Cumbrian Rough Fell Sheep; Estonian Ruhnu sheep

Here are the sounds of a UK Rough Fell sheep living in the Lake District, contrasted with the sounds of Estonian sheep on the island of Ruhnu.

The Rough Fell sheep live near the Shap pass in Cumbria, and are a mixed group of large rams. They were recorded in the Winter, with their shepherd, Brian Knowles.

The Estonian Ruhnu sheep live on the island of Ruhnu, and are descended from some sheep purchased on the island in the 1950s. They were recorded in the Spring, with their shepherds, Selma and Riina Kaljulaid. “The Naughty One” referred to in the audio is a boisterous ram, whose aggressive behaviour leaves a lot to be desired in the opinion of his minders…

The Ruhnu sheep are considerably smaller than the Rough Fell sheep, which might account for their slightly higher-pitched baas.

The singing sands on Ruhnu

As well as being home to one strain of the Estonian Native Sheep, Ruhnu also has beaches with singing sand.
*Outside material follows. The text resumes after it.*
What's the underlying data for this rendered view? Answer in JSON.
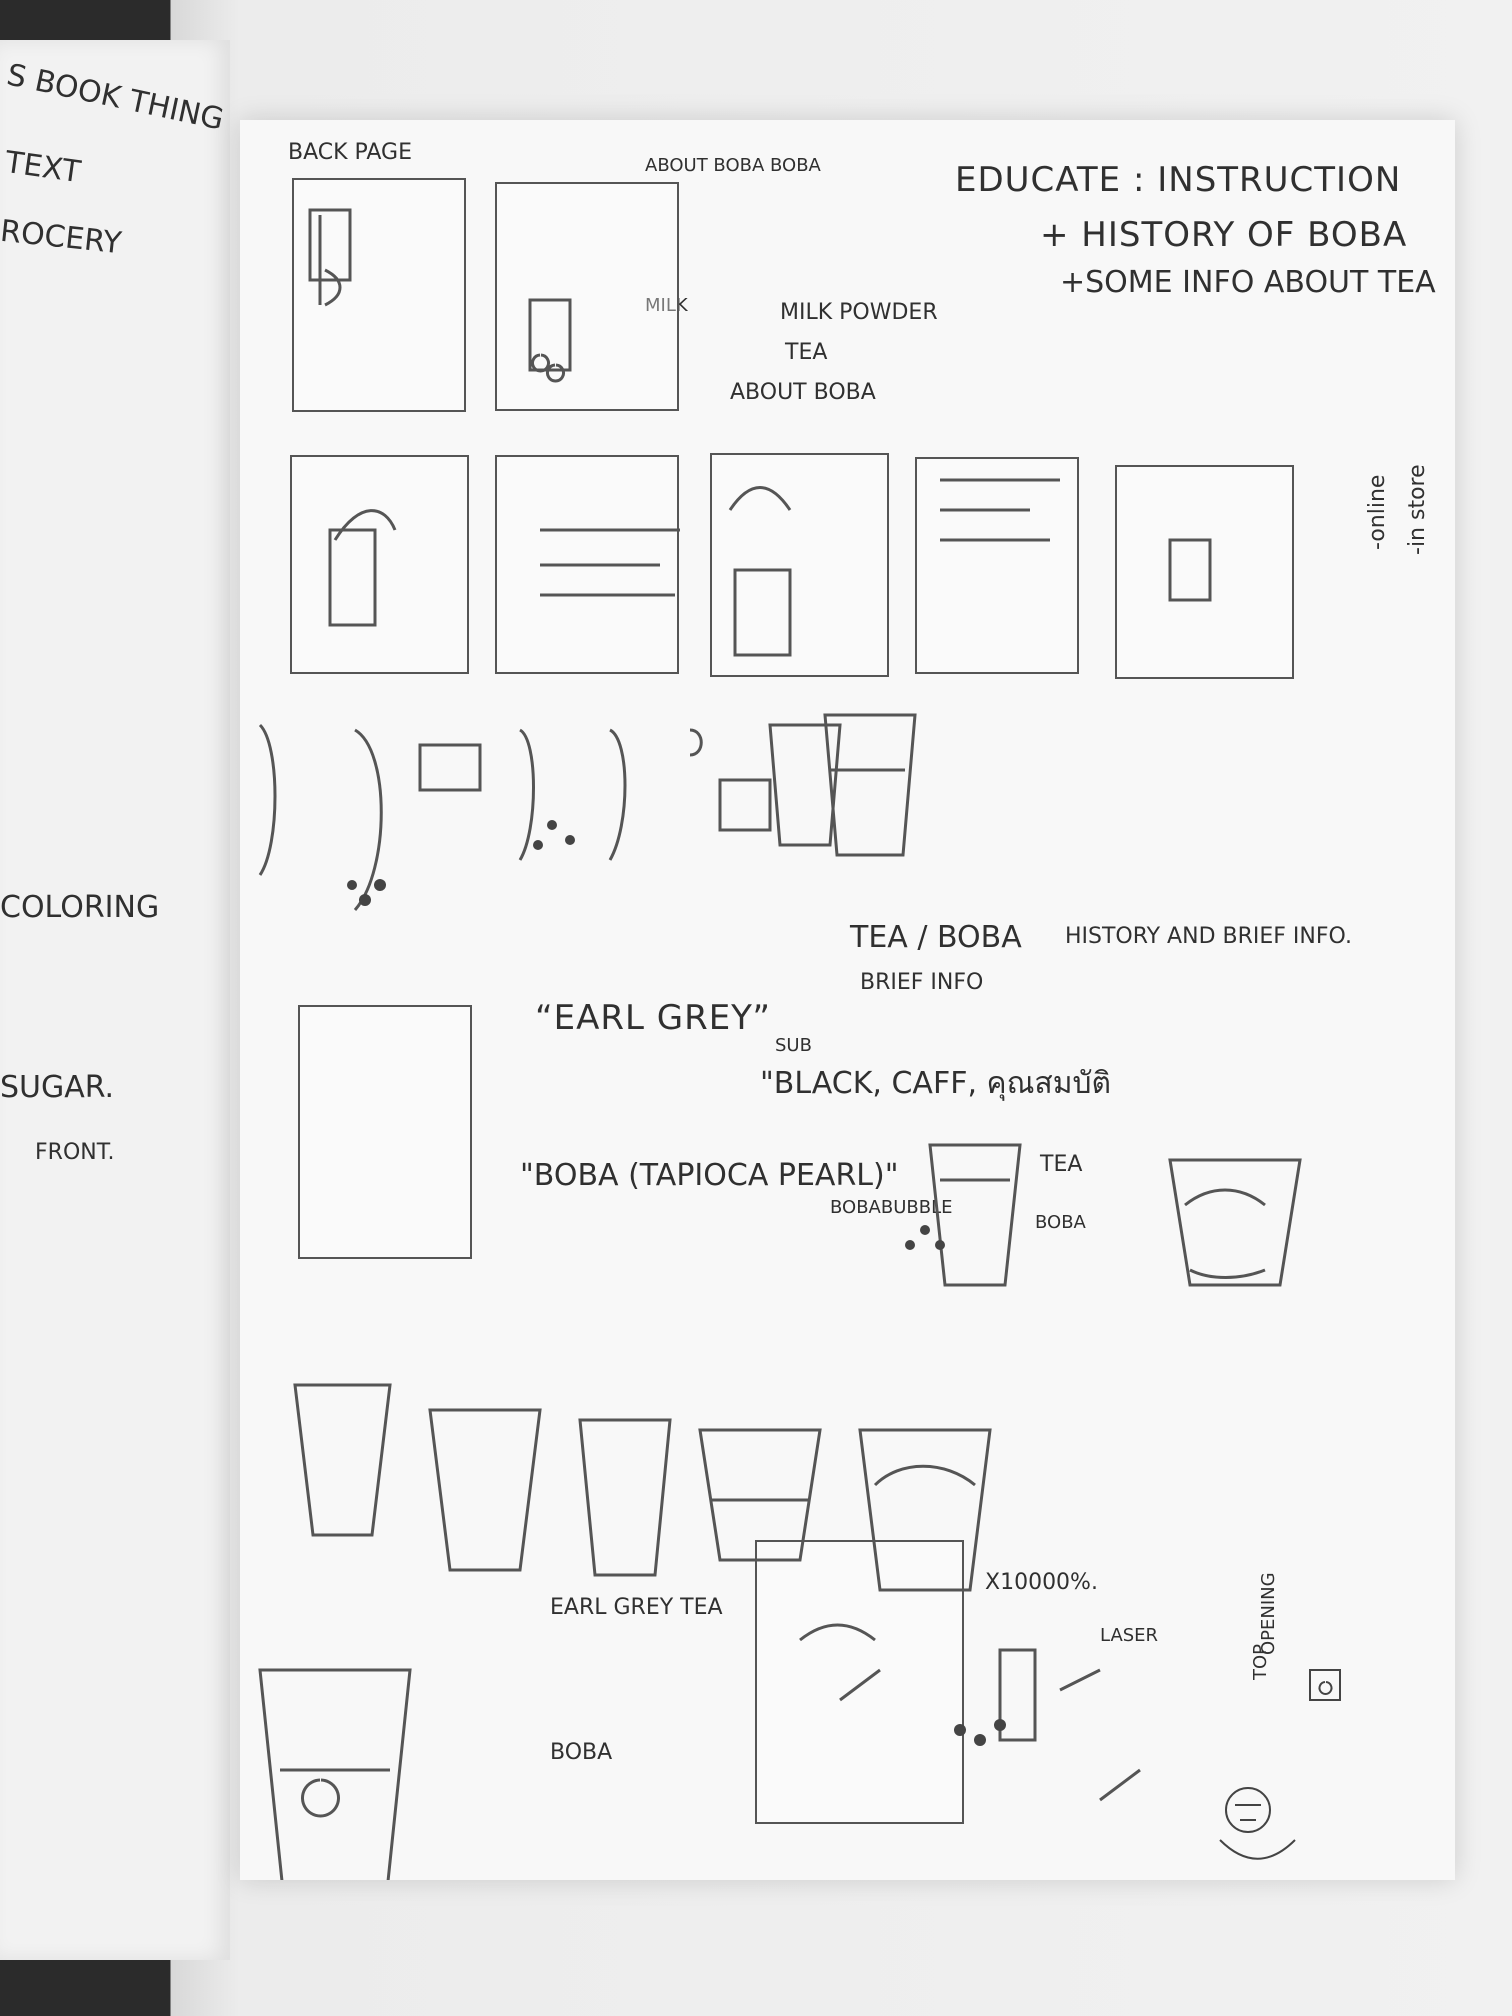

This means that when you walk on the sand, it emits a kind of squeaking, high-pitched tone.

This is what the singing sands sound like, mixed with the sounds of the ocean lapping at the edges of this island, home to Selma’s flock of sheep.

The aeroplane to Ruhnu

Ruhnu is a small island, 96km from the Estonian mainland. About 60 people live on Ruhnu, including Selma, who has been keeping sheep on the island since the 1950s.

To access the island, it is necessary to take a very small 10-seater plane from Pärnu Airport.

This is the sound of the aeroplane landing on Ruhnu, where Felicity went in search of the native Estonian Ruhnu sheep.